Nuclear regulations have surely prevented many accidents, but as the Hanford story reveals so clearly, the amount of money anyone is willing to spend on cleanups is not endless, and the sense of corporate and governmental responsibility has severe limitations. What never dies is the damage that the nuclear power zombie causes. So here are some cautions and a suggestion for the new President:


• Nukes are not “green” except when they use the wrong kitty litter. The Nuclear Energy Institute (NEI) asked the Trump administration “to use its purchasing power” to change the wording of government mandates. An article entitled NEI Asks for Assistance to Make 2017 a Happy Nuke Year, describes the lobbyist asking the Nuclear Regulatory Commission to replace “mandates requiring renewable energy purchases with mandates that require clean energy purchases.” Once again, the idea is to simply change the words, magically putting “emission free” nukes in the same category as wind and solar. Will anyone notice that calling nuclear energy clean is like, well, calling the undead alive?

• Extending licenses on old nuclear plants is giving zombies a new lease on life. Energy companies that manage a mess of messy old nuclear plants, most built in the early 1970s, feel put upon because their operating licenses run only until the 2030s. They think another 20 years for these outdated, increasingly accident-prone clunkers would be just fine and they want you, President Trump, to think so too.
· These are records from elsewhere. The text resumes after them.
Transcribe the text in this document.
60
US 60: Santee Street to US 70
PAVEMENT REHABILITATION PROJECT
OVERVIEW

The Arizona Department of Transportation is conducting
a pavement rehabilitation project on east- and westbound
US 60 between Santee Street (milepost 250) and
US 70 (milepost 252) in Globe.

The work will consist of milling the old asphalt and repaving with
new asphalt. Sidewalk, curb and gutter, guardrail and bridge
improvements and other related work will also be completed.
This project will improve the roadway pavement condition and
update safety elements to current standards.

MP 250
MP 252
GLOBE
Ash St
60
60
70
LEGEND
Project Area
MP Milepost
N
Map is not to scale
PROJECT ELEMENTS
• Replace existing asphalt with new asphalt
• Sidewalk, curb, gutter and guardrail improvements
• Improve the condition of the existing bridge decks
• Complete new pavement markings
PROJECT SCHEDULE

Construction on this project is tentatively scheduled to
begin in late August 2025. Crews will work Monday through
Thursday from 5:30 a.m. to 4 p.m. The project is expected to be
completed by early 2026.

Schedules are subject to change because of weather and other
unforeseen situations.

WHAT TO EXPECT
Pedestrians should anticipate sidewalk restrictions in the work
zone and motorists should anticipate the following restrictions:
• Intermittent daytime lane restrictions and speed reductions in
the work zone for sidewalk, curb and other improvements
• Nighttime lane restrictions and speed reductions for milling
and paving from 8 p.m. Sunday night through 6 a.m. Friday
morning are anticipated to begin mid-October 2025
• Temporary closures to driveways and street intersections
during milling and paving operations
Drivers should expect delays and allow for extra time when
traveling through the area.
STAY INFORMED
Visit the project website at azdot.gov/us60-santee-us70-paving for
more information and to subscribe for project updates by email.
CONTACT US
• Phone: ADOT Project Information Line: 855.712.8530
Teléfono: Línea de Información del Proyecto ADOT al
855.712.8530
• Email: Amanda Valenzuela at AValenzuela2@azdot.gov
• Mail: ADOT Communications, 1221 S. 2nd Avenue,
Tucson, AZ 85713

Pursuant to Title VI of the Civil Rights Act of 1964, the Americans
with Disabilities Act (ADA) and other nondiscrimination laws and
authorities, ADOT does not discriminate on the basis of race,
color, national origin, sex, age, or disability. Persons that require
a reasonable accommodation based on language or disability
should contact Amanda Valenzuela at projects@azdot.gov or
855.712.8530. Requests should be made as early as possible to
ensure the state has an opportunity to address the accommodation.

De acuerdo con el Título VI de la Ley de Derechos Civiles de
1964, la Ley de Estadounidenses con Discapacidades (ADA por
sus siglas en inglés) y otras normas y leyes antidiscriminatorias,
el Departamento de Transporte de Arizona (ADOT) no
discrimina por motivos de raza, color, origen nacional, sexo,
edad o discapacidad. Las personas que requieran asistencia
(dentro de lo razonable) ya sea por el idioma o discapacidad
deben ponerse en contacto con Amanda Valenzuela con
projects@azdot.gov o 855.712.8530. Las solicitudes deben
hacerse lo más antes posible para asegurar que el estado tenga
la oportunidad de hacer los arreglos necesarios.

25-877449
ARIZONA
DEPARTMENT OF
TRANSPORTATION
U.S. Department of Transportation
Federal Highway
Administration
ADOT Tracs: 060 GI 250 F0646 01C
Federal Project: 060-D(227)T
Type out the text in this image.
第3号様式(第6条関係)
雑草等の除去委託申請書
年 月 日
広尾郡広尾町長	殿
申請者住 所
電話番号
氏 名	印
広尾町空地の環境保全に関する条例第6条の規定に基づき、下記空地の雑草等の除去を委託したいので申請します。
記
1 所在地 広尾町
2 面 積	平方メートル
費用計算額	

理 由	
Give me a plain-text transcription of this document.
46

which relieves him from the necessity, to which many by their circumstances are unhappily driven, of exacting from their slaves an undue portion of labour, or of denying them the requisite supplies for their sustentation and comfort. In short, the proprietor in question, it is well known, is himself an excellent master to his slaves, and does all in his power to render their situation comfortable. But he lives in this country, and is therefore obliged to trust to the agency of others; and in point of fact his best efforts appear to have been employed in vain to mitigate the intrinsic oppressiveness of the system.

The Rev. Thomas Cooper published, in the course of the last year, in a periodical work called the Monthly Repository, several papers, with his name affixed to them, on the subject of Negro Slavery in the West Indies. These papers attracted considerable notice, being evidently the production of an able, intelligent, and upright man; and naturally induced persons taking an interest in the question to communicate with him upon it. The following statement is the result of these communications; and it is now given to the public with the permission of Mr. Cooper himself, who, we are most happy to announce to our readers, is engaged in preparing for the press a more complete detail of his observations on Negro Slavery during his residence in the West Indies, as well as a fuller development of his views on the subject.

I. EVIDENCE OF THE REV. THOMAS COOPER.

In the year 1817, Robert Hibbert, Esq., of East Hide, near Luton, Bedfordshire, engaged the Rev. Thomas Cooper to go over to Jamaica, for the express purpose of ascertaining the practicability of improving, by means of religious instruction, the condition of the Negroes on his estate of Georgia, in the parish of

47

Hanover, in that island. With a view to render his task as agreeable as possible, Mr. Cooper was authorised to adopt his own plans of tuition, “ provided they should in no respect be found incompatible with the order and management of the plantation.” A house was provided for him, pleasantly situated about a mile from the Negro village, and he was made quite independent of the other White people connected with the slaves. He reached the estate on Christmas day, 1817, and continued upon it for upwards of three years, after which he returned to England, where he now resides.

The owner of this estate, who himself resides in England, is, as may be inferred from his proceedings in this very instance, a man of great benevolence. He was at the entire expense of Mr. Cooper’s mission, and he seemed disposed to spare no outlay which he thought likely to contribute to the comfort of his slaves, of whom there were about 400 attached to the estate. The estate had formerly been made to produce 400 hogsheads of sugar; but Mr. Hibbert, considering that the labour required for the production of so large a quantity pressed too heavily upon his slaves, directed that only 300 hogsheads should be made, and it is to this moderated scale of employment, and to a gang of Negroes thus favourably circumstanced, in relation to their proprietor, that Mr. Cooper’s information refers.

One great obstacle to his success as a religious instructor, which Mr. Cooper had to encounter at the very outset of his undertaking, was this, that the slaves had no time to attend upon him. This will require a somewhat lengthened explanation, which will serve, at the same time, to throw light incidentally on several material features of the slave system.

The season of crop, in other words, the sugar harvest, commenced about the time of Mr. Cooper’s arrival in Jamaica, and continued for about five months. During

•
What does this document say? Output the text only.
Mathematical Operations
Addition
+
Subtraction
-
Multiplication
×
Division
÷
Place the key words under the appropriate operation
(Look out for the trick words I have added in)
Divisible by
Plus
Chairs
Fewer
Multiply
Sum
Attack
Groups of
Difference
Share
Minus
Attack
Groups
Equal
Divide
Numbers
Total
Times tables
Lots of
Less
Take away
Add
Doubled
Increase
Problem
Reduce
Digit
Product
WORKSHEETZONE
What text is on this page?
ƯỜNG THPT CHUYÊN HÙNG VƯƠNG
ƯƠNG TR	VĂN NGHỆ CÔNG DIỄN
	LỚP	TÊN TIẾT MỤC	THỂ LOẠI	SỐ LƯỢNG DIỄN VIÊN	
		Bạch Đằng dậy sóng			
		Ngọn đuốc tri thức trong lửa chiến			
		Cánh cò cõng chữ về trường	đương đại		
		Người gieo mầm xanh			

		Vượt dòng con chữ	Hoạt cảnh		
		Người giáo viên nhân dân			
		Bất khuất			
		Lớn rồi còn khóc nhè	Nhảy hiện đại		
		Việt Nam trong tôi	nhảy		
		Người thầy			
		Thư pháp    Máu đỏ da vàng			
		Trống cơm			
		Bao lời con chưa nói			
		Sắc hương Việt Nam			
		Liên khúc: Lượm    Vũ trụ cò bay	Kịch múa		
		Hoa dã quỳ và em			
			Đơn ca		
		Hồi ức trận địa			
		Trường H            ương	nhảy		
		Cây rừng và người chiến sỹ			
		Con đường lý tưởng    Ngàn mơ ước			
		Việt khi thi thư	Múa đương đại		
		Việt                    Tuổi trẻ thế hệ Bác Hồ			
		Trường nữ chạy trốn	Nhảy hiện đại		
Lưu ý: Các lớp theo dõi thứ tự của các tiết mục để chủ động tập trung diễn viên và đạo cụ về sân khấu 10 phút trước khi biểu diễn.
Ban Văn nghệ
• Don’t try this in your homeland. Industry boosters and some environmentalists who are worried about global warming are talking up new types of power plants that have mechanism they claim will prevent meltdowns. Even if we could afford building these new designs (orders of magnitude more expensive than solar or wind) their waste will end up in the zombie graveyard. Do we really want to keep making more of them?

• OK try something new in waste management and storage. Fast. Like it or not, the nuclear zombies are already among us. So what can be done? There are processes to encase waste in glass, or concrete, such as have been going on at another weapons clean up site, Savannah River. But that program started in 1990 and aims to get it done in 2036. Forty-six years is a long time, so shouldn’t getting a move on the waste problem be the most important thing for the new Secretary of Energy to do?

And then there is Yucca Mountain, the long-planned and long-delayed repository for US nuclear waste. The Trumpers seem interested in reviving this too, and it does have one advantage: the hundreds of thousands of poisonous waste containers scattered across the US in casks and caves, in the earth and the seas, can all be put in one place. Of course getting them there opens loads of opportunities for zombie escapes – but it’s a chance we need to take.

Last word: if you want to fight the zombies, Greenpeace and the National Resource Defense Council (NRDC) are the places to start.